Newton’s second equation of motion is given as:
 $\Rightarrow s=ut+\dfrac{1}{2}a{{t}^{2}} $.

Complete step by step solution

Here,
 $\Rightarrow {{u}_{A}}=0 $
 $\Rightarrow {{u}_{B}}=1m/s $
 $\Rightarrow {{u}_{AB}}={{u}_{A}}-{{u}_{B}} $
 $\Rightarrow {{u}_{AB}}=0-1 $
 $\Rightarrow {{u}_{AB}}=-1m/s $
Also,
 $\Rightarrow {{a}_{A}}=4m/{{s}^{2}} $
 $\Rightarrow {{a}_{B}}=0 $
 $\Rightarrow {a_{AB}}={a_A}-{a_B} $
 $\Rightarrow {{a}_{AB}}=4-0 $
 $\Rightarrow {{a}_{AB}}=4m/{{s}^{2}} $
Now using Newton’s second equation of motion i.e.
 $\Rightarrow s=ut+\dfrac{1}{2}a{{t}^{2}} $
Here, s = 10m
And u, t and are the relative terms
So,
 $ \begin{align}
 &\Rightarrow 10=(-1)t+\dfrac{1}{2}(4){{t}^{2}} \\
 &\Rightarrow 10=-t+2{{t}^{2}} \\
 &\Rightarrow 2{{t}^{2}}-t-10=0 \\
\end{align} $
Solving the quadratic equation;
 $\Rightarrow t=\dfrac{-b\pm \sqrt{{{b}^{2}}-4ac}}{2a} $
Here, a = 2
b $ =-1 $
c $ =-10 $
We get;
 $\Rightarrow t=\dfrac{-(-1)\pm \sqrt{{{(-1)}^{2}}-4(2)(-10)}}{2(2)} $
 $\Rightarrow \dfrac{1\pm \sqrt{1-(-80)}}{4} $
 $\Rightarrow \dfrac{1\pm \sqrt{1+80}}{4} $
 $\Rightarrow \dfrac{1\pm \sqrt{81}}{4} $
 $\Rightarrow \dfrac{1\pm 9}{4} $
As a negative value of time is not possible so we will only take the positive values only.
 $\Rightarrow t=\dfrac{1+9}{4} $
 $\Rightarrow t=\dfrac{10}{4} $
 $\Rightarrow t=2.5s $
Therefore, option (B) is correct.

Note
In second equation of motion, remember to use the relative terms of velocity and acceleration as we are to calculate time of car A w.r.t. car B respectively.
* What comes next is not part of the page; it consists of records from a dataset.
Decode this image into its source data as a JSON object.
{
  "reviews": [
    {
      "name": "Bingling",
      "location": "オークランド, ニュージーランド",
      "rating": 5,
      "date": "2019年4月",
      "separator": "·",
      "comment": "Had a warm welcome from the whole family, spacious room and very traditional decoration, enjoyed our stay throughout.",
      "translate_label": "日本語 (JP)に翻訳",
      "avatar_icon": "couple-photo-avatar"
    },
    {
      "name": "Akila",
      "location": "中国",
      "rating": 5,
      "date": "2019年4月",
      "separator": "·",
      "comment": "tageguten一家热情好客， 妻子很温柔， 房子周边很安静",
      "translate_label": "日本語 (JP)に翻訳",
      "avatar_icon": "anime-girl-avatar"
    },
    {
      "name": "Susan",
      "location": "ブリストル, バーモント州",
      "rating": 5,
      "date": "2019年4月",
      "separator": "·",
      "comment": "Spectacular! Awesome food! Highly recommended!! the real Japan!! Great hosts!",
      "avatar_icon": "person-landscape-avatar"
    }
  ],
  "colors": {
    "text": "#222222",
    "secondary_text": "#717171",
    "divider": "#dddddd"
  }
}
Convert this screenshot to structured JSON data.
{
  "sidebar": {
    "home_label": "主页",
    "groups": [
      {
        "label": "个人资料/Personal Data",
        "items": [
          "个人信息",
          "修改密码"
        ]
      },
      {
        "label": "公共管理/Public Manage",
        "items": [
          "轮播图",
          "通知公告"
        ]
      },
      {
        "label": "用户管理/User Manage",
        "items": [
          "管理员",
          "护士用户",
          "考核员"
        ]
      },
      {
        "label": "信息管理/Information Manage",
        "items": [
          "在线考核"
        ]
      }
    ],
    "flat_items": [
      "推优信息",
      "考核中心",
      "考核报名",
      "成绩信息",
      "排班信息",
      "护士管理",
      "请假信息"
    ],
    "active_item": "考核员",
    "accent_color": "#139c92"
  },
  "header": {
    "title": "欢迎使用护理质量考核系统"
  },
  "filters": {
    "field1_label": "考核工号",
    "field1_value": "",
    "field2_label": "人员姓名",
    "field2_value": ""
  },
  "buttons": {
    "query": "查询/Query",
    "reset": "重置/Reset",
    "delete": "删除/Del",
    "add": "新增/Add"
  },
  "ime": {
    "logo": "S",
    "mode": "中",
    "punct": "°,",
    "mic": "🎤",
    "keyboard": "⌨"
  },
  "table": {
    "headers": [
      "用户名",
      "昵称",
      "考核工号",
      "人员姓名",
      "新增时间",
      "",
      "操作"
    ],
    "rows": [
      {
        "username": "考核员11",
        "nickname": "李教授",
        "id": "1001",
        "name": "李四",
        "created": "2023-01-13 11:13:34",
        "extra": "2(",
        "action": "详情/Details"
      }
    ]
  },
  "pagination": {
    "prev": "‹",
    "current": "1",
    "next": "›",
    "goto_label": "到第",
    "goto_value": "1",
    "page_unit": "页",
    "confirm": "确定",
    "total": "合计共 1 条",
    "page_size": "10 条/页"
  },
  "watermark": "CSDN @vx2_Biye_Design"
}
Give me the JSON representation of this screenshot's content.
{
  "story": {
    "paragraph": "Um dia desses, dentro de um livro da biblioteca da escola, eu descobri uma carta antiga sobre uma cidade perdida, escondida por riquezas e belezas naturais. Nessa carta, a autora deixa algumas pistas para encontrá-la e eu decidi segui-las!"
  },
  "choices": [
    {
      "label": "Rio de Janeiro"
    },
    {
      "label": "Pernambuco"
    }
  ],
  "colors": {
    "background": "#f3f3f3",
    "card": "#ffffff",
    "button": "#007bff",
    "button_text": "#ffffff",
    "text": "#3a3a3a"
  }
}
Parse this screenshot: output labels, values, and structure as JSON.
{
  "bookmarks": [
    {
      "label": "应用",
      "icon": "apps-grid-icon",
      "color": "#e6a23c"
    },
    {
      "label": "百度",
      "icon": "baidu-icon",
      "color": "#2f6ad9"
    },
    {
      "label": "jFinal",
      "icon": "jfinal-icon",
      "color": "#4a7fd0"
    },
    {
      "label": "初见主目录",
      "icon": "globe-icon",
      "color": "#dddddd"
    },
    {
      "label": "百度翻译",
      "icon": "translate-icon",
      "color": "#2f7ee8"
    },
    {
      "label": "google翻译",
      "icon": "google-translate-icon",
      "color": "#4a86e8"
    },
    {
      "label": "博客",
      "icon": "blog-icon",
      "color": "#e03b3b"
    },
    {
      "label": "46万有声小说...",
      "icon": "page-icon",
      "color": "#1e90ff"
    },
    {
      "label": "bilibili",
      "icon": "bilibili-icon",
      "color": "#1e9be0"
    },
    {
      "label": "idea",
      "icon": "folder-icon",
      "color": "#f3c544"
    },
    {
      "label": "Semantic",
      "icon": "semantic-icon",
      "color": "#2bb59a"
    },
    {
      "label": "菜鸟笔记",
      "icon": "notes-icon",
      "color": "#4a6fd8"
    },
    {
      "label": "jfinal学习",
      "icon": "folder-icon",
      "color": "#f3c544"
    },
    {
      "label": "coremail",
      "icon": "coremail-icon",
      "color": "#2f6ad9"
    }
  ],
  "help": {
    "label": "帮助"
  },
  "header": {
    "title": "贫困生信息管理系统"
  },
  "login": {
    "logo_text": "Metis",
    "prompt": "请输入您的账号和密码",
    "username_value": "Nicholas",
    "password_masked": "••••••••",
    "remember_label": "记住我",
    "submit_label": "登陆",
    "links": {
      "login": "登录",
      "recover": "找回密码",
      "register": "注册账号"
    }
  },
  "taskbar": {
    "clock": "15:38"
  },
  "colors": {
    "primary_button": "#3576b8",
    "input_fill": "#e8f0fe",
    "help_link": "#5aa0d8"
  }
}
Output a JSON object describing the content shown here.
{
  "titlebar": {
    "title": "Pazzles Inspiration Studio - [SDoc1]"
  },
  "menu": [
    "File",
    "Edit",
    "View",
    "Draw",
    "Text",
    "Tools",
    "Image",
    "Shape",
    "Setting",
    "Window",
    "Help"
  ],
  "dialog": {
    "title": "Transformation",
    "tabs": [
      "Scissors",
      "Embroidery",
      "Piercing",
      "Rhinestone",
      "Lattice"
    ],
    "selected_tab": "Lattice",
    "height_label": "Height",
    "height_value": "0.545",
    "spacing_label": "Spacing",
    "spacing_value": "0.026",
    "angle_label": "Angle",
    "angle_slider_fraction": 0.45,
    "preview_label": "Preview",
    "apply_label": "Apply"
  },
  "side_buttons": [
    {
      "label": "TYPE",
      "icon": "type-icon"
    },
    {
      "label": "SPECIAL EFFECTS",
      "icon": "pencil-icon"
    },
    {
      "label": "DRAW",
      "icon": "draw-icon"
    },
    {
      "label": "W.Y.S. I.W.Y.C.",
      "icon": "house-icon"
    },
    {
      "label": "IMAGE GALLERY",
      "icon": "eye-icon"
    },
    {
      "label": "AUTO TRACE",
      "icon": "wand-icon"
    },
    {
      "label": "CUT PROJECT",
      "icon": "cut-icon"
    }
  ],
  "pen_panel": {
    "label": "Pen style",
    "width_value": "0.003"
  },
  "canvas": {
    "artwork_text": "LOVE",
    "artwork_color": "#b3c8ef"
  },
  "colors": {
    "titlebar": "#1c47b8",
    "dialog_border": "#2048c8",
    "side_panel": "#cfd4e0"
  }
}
We have to remember some mathematical formulas like how to solve quadratic equations and some trigonometry. Using the concept of relative velocity and relative acceleration we can find out the speed of any object with respect to another object, that is we can compare two object's velocity and we can find out which object is moving with high speed and which is moving with low speed.